大约 1000 个碱基对长的小重叠片段。

然后,使用一种
称为 Sanger 方法的技术,

每个字母一个字母地排序。

这种称为分层鸟枪测序的严格的基于图谱的方法

错误组装的风险降至最低,

这是对
具有许多重复部分

的基因组(如人类基因组)进行测序的巨大危险。

该联盟的
“比后悔更安全”的方法

与 Celera 的
称为全基因组鸟枪法测序的策略形成鲜明对比。

它取决于
完全跳过映射阶段

,根据一些人的说法,这是一种更快但很鲁莽的方法

整个基因组被直接分割

成一大堆
重叠的小块。

一旦
通过 Sanger 方法对这些位进行测序,

Celera 将冒着仅使用重叠
部分来重建基因组的巨大风险

但也许他们的决定
并不是一场赌博,

因为猜猜谁新完成的
地图可以免费在线获得?

人类基因组

联盟根据
该项目的第二个主要原则

,即所有项目的数据


在收集后 24 小时内公开共享。

因此,在 1998 年,世界各地的科学家们都在

疯狂地

使用经过验证但又费力的
Sanger 方法对遗传密码进行测序。

终于,经过三年累人
的连续测序和组装,终于做出

了裁决

。
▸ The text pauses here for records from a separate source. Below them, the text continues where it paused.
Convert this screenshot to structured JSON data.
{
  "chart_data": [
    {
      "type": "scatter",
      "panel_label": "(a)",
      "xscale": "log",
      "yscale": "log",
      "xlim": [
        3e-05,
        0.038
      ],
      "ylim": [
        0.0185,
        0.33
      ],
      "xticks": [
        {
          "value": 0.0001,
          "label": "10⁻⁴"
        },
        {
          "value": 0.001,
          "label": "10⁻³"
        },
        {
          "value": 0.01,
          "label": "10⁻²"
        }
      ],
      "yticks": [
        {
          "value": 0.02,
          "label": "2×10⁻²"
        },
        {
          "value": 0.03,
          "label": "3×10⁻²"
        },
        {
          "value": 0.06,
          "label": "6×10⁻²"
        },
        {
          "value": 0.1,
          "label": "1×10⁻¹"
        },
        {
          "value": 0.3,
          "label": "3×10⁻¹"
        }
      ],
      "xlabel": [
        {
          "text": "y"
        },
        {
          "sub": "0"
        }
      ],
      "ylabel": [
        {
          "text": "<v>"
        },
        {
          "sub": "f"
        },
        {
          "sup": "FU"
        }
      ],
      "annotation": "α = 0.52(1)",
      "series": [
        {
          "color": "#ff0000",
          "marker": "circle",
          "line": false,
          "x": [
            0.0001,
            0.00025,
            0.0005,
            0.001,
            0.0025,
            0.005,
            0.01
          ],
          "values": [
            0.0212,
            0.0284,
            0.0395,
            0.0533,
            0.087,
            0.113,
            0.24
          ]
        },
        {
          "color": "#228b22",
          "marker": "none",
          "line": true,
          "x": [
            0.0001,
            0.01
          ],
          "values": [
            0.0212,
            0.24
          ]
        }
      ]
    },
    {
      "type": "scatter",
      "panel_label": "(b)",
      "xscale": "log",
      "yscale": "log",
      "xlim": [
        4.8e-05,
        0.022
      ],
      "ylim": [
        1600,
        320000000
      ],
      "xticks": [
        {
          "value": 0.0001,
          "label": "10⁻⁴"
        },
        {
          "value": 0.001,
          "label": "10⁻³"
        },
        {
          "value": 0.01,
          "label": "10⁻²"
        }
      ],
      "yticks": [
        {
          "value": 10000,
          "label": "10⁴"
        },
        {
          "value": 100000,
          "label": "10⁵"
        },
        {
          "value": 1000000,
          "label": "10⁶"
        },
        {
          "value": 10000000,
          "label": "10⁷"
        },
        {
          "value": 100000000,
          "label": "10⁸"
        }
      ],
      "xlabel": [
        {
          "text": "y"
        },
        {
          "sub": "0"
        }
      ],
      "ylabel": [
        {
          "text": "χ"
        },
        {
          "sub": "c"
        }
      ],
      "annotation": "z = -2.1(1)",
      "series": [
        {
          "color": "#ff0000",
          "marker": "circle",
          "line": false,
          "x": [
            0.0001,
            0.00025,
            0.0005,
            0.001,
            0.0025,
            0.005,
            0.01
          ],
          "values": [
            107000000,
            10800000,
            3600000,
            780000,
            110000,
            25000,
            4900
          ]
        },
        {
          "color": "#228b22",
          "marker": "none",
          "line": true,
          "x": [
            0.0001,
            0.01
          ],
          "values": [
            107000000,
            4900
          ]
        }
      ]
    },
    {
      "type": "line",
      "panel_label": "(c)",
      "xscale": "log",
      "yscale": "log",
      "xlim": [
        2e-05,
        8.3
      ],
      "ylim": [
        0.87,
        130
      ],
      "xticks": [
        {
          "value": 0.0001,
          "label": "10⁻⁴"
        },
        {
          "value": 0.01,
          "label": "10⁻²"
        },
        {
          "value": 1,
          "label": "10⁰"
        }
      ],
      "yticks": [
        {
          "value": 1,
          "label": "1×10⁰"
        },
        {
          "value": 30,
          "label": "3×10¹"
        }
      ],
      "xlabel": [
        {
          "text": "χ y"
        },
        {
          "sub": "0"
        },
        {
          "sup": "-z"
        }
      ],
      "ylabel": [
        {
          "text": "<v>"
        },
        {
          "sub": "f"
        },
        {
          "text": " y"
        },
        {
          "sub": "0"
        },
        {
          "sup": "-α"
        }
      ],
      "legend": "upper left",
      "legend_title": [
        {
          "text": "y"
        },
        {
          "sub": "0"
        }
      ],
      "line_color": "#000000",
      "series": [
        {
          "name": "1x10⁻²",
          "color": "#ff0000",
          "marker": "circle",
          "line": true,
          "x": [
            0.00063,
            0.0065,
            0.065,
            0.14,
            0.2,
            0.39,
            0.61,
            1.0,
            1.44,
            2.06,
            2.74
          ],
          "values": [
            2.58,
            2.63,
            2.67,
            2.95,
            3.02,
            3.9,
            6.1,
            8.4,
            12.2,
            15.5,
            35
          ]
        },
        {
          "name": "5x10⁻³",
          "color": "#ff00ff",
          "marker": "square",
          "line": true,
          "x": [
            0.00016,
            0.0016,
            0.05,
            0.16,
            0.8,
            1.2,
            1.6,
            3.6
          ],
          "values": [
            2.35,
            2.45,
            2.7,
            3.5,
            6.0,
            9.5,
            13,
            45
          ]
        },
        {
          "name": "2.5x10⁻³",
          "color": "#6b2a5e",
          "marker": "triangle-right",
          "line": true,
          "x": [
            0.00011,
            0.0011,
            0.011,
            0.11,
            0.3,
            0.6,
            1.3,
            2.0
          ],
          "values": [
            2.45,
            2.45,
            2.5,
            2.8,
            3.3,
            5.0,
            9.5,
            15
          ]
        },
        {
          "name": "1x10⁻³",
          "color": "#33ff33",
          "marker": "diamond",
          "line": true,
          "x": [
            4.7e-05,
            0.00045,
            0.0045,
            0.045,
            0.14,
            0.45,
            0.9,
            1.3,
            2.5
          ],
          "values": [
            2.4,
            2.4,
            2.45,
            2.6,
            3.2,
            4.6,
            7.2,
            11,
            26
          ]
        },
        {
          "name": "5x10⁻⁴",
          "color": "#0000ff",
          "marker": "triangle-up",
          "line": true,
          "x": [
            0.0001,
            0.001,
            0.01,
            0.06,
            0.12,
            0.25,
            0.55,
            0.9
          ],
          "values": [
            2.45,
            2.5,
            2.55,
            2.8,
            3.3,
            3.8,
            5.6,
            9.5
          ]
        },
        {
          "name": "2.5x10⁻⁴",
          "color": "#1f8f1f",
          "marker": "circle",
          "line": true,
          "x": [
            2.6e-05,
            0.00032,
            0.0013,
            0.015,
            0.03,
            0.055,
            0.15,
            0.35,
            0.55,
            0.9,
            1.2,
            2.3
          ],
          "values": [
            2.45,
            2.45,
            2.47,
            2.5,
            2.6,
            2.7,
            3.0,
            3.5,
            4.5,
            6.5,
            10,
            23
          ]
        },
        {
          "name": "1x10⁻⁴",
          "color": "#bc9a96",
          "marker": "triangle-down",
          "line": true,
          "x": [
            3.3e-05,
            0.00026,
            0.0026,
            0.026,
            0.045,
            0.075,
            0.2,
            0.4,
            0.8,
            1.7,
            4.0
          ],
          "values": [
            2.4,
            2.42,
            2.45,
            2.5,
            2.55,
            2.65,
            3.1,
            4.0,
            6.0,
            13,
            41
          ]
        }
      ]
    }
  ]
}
2001 年 2 月,两个小组
同时发表

了超过 90%
的人类基因组的工作草案,比

该联盟的计划提前了几年。

比赛以平局告终。

人类基因组计划
立即共享其数据的做法

是一种不同寻常的做法。

科学家们更典型的做法是
密切保护他们的数据,

直到他们能够分析它
并发表他们的结论。

相反,人类基因组计划
加快了研究步伐

,创造了前所未有的国际
合作。

从那时起,
对公共和私营部门

的大力投资导致
了许多疾病相关基因的鉴定


测序技术的显着进步。

今天,一个人的基因组可以
在短短几天内完成测序。

然而,读取基因组
只是第一步。

我们离了解
我们大多数基因的作用

以及它们是如何被控制的还有很长的路要走。

这些是

下一代雄心勃勃的研究计划面临的一些挑战。